Why? Well, because it left them in the happy position of ‘hosting’ such giants (with all the economic and prestige benefits that brought) whilst, from time to time, as and if public outrage grew to an appropriate level – to keep a lid on things – they could simply go public with their moral concern about the fact that such organisations paid so little tax in the UK.
Helpfully, Boris added another point to the mix – one that I was already aware of, but which I had not mentioned.
He pointed out that – far from being a moral issue – the ongoing obligation of all company directors is to minimise their organisation’s tax liabilities to the extent they can, so why was anyone complaining when they did this?
In fact, at least in the UK, this is not just an obligation, it is a legal fiduciary duty and one that was enforced by further legislation passed recently strengthening this duty and indeed the penalties for falling down upon it.
As a matter of fact, not so long ago – when I was living in a block of flats – I cited the latest legislation in dealing with a structural problem. Due to lack of regular inspections and maintenance work, the outside of my flat’s wall [but still within the building if you see what I mean] was suffering not just from damp, but a flow of water seeping down it.
As ever, the management board was varied in its attention to anything and everything. However, of course, if ever a similar ‘maintenance’ issue arose in relation to one of their own flats, it was always dealt with instantly, irrespective of cost.
After three weeks of ‘no action’, I then wrote a letter to the managing agent, copied to every member of the management board, offering to come round to any of their flats at a time convenient to them, armed with a hose that I would set to a flow level consistent with that I was experiencing, and give them a demonstration on the outside of their walls, in the hope of persuading them that action was required.
I also reminded them of the new, and much more onerous, duties of company directors (including personal liability for negligence) and suggested that – if and as I discovered that the value of my flat had decreased because of the ongoing water damage that they had so far failed to deal with, I would not hesitate to resort to legal action to recover that loss from each of them, jointly and severally.
My letter had the desired effect.
The point is, as I understand it, the law now requires that company directors must act exclusively in the interests (not least financial) of the company’s shareholders.

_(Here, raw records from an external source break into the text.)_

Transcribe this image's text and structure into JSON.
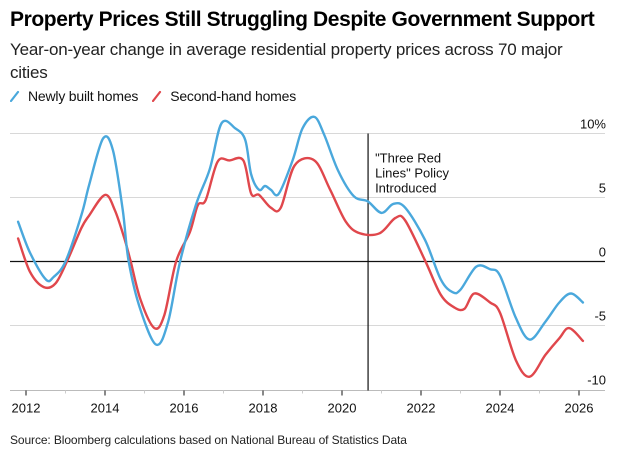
{
  "header": {
    "title": "Property Prices Still Struggling Despite Government Support",
    "subtitle": "Year-on-year change in average residential property prices across 70 major cities"
  },
  "legend": [
    {
      "label": "Newly built homes",
      "color": "#4aa8dc",
      "icon": "line-swatch-icon"
    },
    {
      "label": "Second-hand homes",
      "color": "#e0474c",
      "icon": "line-swatch-icon"
    }
  ],
  "footer": {
    "source": "Source: Bloomberg calculations based on National Bureau of Statistics Data"
  },
  "chart_data": {
    "type": "line",
    "title": "Property Prices Still Struggling Despite Government Support",
    "subtitle": "Year-on-year change in average residential property prices across 70 major cities",
    "xlabel": "",
    "ylabel": "",
    "xlim": [
      2011.6,
      2026.7
    ],
    "ylim": [
      -10,
      10
    ],
    "x_ticks": [
      2012,
      2014,
      2016,
      2018,
      2020,
      2022,
      2024,
      2026
    ],
    "x_tick_labels": [
      "2012",
      "2014",
      "2016",
      "2018",
      "2020",
      "2022",
      "2024",
      "2026"
    ],
    "y_ticks": [
      10,
      5,
      0,
      -5,
      -10
    ],
    "y_tick_labels": [
      "10%",
      "5",
      "0",
      "-5",
      "-10"
    ],
    "y_axis_side": "right",
    "grid": true,
    "legend_position": "top-left",
    "annotations": [
      {
        "x": 2020.66,
        "label_lines": [
          "\"Three Red",
          "Lines\" Policy",
          "Introduced"
        ],
        "type": "vertical-line"
      }
    ],
    "series": [
      {
        "name": "Newly built homes",
        "color": "#4aa8dc",
        "x": [
          2011.8,
          2012.1,
          2012.5,
          2012.7,
          2013.0,
          2013.4,
          2013.6,
          2013.95,
          2014.2,
          2014.45,
          2014.6,
          2014.9,
          2015.3,
          2015.6,
          2015.9,
          2016.3,
          2016.65,
          2016.95,
          2017.3,
          2017.55,
          2017.7,
          2017.9,
          2018.05,
          2018.2,
          2018.4,
          2018.75,
          2019.0,
          2019.3,
          2019.55,
          2019.9,
          2020.3,
          2020.65,
          2021.0,
          2021.3,
          2021.6,
          2022.1,
          2022.5,
          2022.8,
          2023.0,
          2023.4,
          2023.75,
          2024.0,
          2024.4,
          2024.75,
          2025.15,
          2025.5,
          2025.8,
          2026.1
        ],
        "values": [
          3.1,
          0.7,
          -1.4,
          -1.2,
          0.0,
          3.6,
          6.0,
          9.6,
          8.7,
          4.0,
          0.0,
          -3.8,
          -6.5,
          -4.7,
          0.0,
          4.4,
          7.2,
          10.8,
          10.4,
          9.5,
          6.8,
          5.6,
          5.9,
          5.6,
          5.3,
          7.9,
          10.4,
          11.3,
          9.9,
          7.1,
          5.1,
          4.7,
          3.8,
          4.5,
          4.2,
          1.7,
          -1.4,
          -2.4,
          -2.2,
          -0.4,
          -0.6,
          -1.1,
          -4.4,
          -6.1,
          -4.7,
          -3.2,
          -2.5,
          -3.2
        ]
      },
      {
        "name": "Second-hand homes",
        "color": "#e0474c",
        "x": [
          2011.8,
          2012.1,
          2012.45,
          2012.75,
          2013.05,
          2013.4,
          2013.6,
          2014.0,
          2014.25,
          2014.5,
          2014.65,
          2014.9,
          2015.25,
          2015.5,
          2015.8,
          2016.15,
          2016.35,
          2016.55,
          2016.85,
          2017.15,
          2017.5,
          2017.7,
          2017.9,
          2018.2,
          2018.45,
          2018.8,
          2019.3,
          2019.7,
          2020.1,
          2020.45,
          2020.95,
          2021.35,
          2021.6,
          2022.1,
          2022.5,
          2022.85,
          2023.1,
          2023.35,
          2023.75,
          2024.0,
          2024.4,
          2024.75,
          2025.15,
          2025.5,
          2025.75,
          2026.1
        ],
        "values": [
          1.8,
          -0.8,
          -2.0,
          -1.7,
          0.1,
          2.6,
          3.6,
          5.2,
          4.0,
          1.7,
          0.0,
          -3.0,
          -5.2,
          -4.2,
          0.0,
          2.3,
          4.4,
          4.8,
          7.8,
          7.9,
          7.9,
          5.3,
          5.2,
          4.2,
          4.2,
          7.5,
          7.9,
          5.6,
          3.1,
          2.2,
          2.2,
          3.4,
          3.2,
          0.1,
          -2.6,
          -3.6,
          -3.7,
          -2.5,
          -3.2,
          -4.0,
          -7.7,
          -9.0,
          -7.3,
          -6.0,
          -5.2,
          -6.2
        ]
      }
    ]
  }
}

And – surely – it is obviously in the interests of company shareholders that their company, whilst paying all taxes that it is legally bound to do, absolutely organises itself to pay the minimum in tax it can … thereby making available more net profit to be shared out amongst the shareholders?
If I should win the next General Election (after all if Mr Corbyn can rise to leadership of the Labour Party then presumably anything is possible) I think I shall offer Boris a seat in my Cabinet. It would certainly add to the gaiety of life.